Jeunes migrants sans domicile devant le Conseil d’Etat : «Je pensais que la France, c’était le pays où on ne meurt jamais»

Après plus de deux mois d’occupation d’une ancienne école dans le XVIe arrondissement de Paris, plusieurs centaines de jeunes migrants sans domicile se sont installés mardi 20 juin devant le Conseil d’Etat, aidés par des associations. La police n’a pas tardé à intervenir et à les déloger.
par photo Denis Allard et Margaux Gable
publié le 21 juin 2023 à 6h20
(mis à jour le 21 juin 2023 à 10h09)

20 heures tapantes, ce mardi soir, en plein cœur de Paris. Une centaine de tentes rouges, vertes et bleues jaillissent dans les airs avant de venir se poser au sol et orner le parvis du Conseil d’Etat. Après deux mois et demi de mutisme de la part des pouvoirs publics sur le sort des 700 personnes qui survivent entre les murs de l’ancienne école maternelle de la rue Erlanger, dans le XVIe arrondissement de la capitale, les associations investies dans le dossier ont décidé d’agir. L’objectif, «visibiliser pacifiquement» pour obtenir une réaction. «Qu’on évacue, et vite ! On veut des mises à l’abri», indique Yann Manzi, le fondateur d’Utopia 56, une des structures à la manœuvre de cette opération de squat.
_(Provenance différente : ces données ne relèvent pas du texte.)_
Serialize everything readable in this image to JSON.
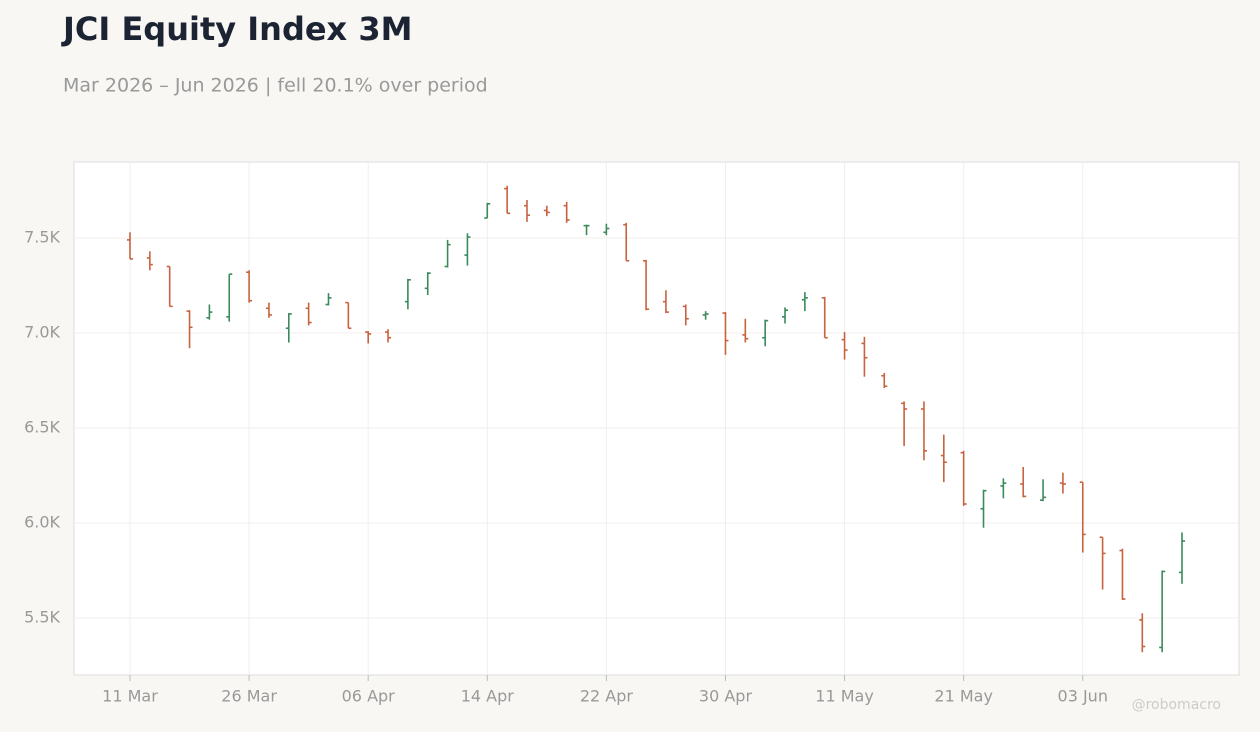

Si une décision de la justice quant à une éventuelle expulsion de ces jeunes mineurs étrangers isolés sera rendue le 30 juin prochain, «c’est bien trop tard», selon les associations présentes. «On nous laisse mariner, c’est insupportable de ne pas nous parler», tempête Yann Manzi. D’autant que ces jeunes, selon lui mineurs, «devraient être protégés et mis à l’abri. Mais on ne respecte pas la présomption de minorité», regrette-t-il.

«Seuls et sans téléphone»

Sauf que l’opération ne s’est pas passée comme prévu. «Il n’y a pas pire scénario possible», considèrent les quatre associations à l’initiative de l’opération, Utopia 56, Timmy, les midis du MIE et Tara. Il n’aura en effet fallu qu’une heure à la Brav-M et à la police nationale pour percer la chaîne humaine de bénévoles et commencer à évacuer les tentes. Résultat, «trois personnes évacuées par les pompiers, plus d’une trentaine d’interpellations et tous retournent à la rue», résume une bénévole.
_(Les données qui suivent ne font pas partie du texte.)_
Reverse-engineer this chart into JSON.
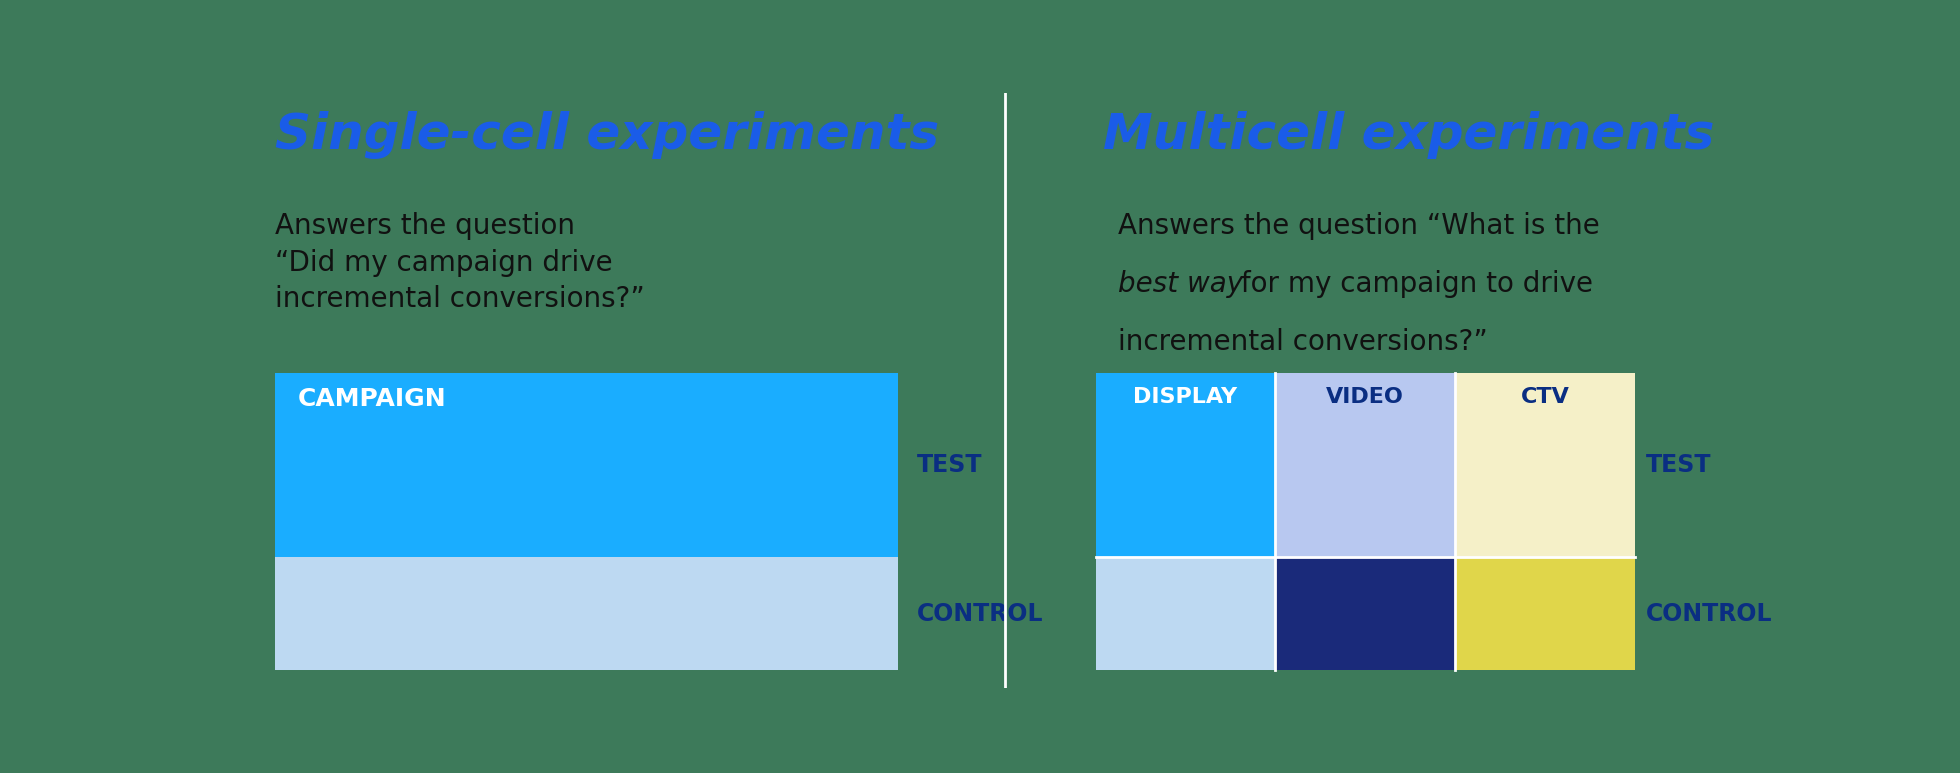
{
  "bg_color": "#3d7a5a",
  "left_title": "Single-cell experiments",
  "left_title_color": "#1a5ce8",
  "left_subtitle_line1": "Answers the question",
  "left_subtitle_line2": "“Did my campaign drive",
  "left_subtitle_line3": "incremental conversions?”",
  "left_subtitle_color": "#111111",
  "left_campaign_label": "CAMPAIGN",
  "left_test_label": "TEST",
  "left_control_label": "CONTROL",
  "left_test_color": "#1AADFF",
  "left_control_color": "#BDD9F2",
  "left_label_color_white": "#FFFFFF",
  "left_label_color_blue": "#0a2e82",
  "right_title": "Multicell experiments",
  "right_title_color": "#1a5ce8",
  "right_subtitle_line1": "Answers the question “What is the",
  "right_subtitle_line2_normal1": " for my campaign to drive",
  "right_subtitle_line2_italic": "best way",
  "right_subtitle_line3": "incremental conversions?”",
  "right_subtitle_color": "#111111",
  "right_col_labels": [
    "DISPLAY",
    "VIDEO",
    "CTV"
  ],
  "right_test_label": "TEST",
  "right_control_label": "CONTROL",
  "right_label_color_blue": "#0a2e82",
  "right_cells_top": [
    "#1AADFF",
    "#B8C8F0",
    "#F5F0C8"
  ],
  "right_cells_bottom": [
    "#BDD9F2",
    "#1A2A7A",
    "#E0D64A"
  ],
  "right_col_label_colors": [
    "#FFFFFF",
    "#0a2e82",
    "#0a2e82"
  ],
  "divider_color": "#FFFFFF"
}
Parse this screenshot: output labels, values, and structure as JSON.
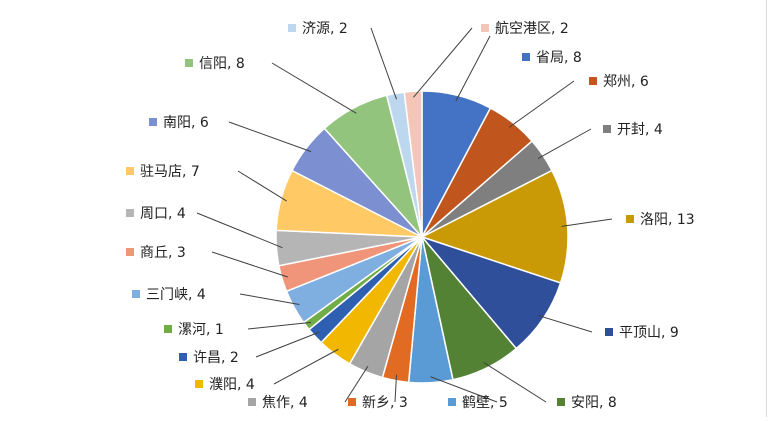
{
  "chart_data": {
    "type": "pie",
    "labels": [
      "省局",
      "郑州",
      "开封",
      "洛阳",
      "平顶山",
      "安阳",
      "鹤壁",
      "新乡",
      "焦作",
      "濮阳",
      "许昌",
      "漯河",
      "三门峡",
      "商丘",
      "周口",
      "驻马店",
      "南阳",
      "信阳",
      "济源",
      "航空港区"
    ],
    "values": [
      8,
      6,
      4,
      13,
      9,
      8,
      5,
      3,
      4,
      4,
      2,
      1,
      4,
      3,
      4,
      7,
      6,
      8,
      2,
      2
    ],
    "colors": [
      "#4472C4",
      "#C0551D",
      "#7F7F7F",
      "#C99A06",
      "#2F4F9A",
      "#548235",
      "#5B9BD5",
      "#E26B23",
      "#A5A5A5",
      "#F2B700",
      "#2E5FB0",
      "#70AD47",
      "#7FAEE0",
      "#F0957A",
      "#B5B5B5",
      "#FFC965",
      "#7B8FD1",
      "#93C47D",
      "#BDD7EE",
      "#F4C6B8"
    ],
    "data_labels": [
      "省局, 8",
      "郑州, 6",
      "开封, 4",
      "洛阳, 13",
      "平顶山, 9",
      "安阳, 8",
      "鹤壁, 5",
      "新乡, 3",
      "焦作, 4",
      "濮阳, 4",
      "许昌, 2",
      "漯河, 1",
      "三门峡, 4",
      "商丘, 3",
      "周口, 4",
      "驻马店, 7",
      "南阳, 6",
      "信阳, 8",
      "济源, 2",
      "航空港区, 2"
    ],
    "start_angle": "12 o'clock",
    "direction": "clockwise",
    "legend": "none",
    "title": ""
  }
}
Après avoir été expulsés de la place du Conseil d’Etat, déjà squattée dans une opération similaire en décembre, les jeunes exilés, organisés en petits groupes, ont fini «à 5 heures du matin dans un parc, à même le sol, sans tente ni couverture. Dans 1 h 30, ils se feront à nouveau expulser sans qu’aucune solution ne soit proposée. À la violence de la police s’ajoute celle d’une nouvelle errance», a expliqué Utopia 56 ce mercredi matin dans un tweet. A l’heure actuelle, les migrants sont dispersés dans les rues de Paris, «parfois seuls et sans téléphone».

«Au bord du drame»

Depuis le 4 avril, les quatre associations se succèdaient pour aider les exilés présents dans le squat du XVIe. Mais avec «15 à 20 nouveaux jeunes accueillis chaque jour», la situation devenait critique sur place. «C’est une bombe, là, ça peut dégénérer à tout moment», regrette une bénévole de l’association Timmy. «On est au bord du drame», ajoute une autre. Car pour passer le temps dans la cour de l’école, il n’y a rien de plus qu’un ballon et des trottinettes. «On s’ennuie, ici, on a le temps de devenir fou, wallah», confiait lundi soir un des intéressés, sommairement lové dans sa tente rue Erlanger, quelques heures avant de prendre la route du Conseil d’Etat.

18 heures, mardi. Tous ont fait leur sac dans la peur. Le sentiment ne les pas quittés de la journée. «Personne ne va bien», répondent-ils à l’unisson. L’appréhension est palpable, alors que les bénévoles chargent bouteilles d’eau et nourriture dans le coffre des voitures. «Des rumeurs disent qu’ils vont nous ramener en bus au pays, c’est vrai ?» ; «Où est-ce que je vais dormir ce soir ?» ; «J’ai posé mon recours il y a deux semaines, mais s’ils m’emmènent, tout est fini ?»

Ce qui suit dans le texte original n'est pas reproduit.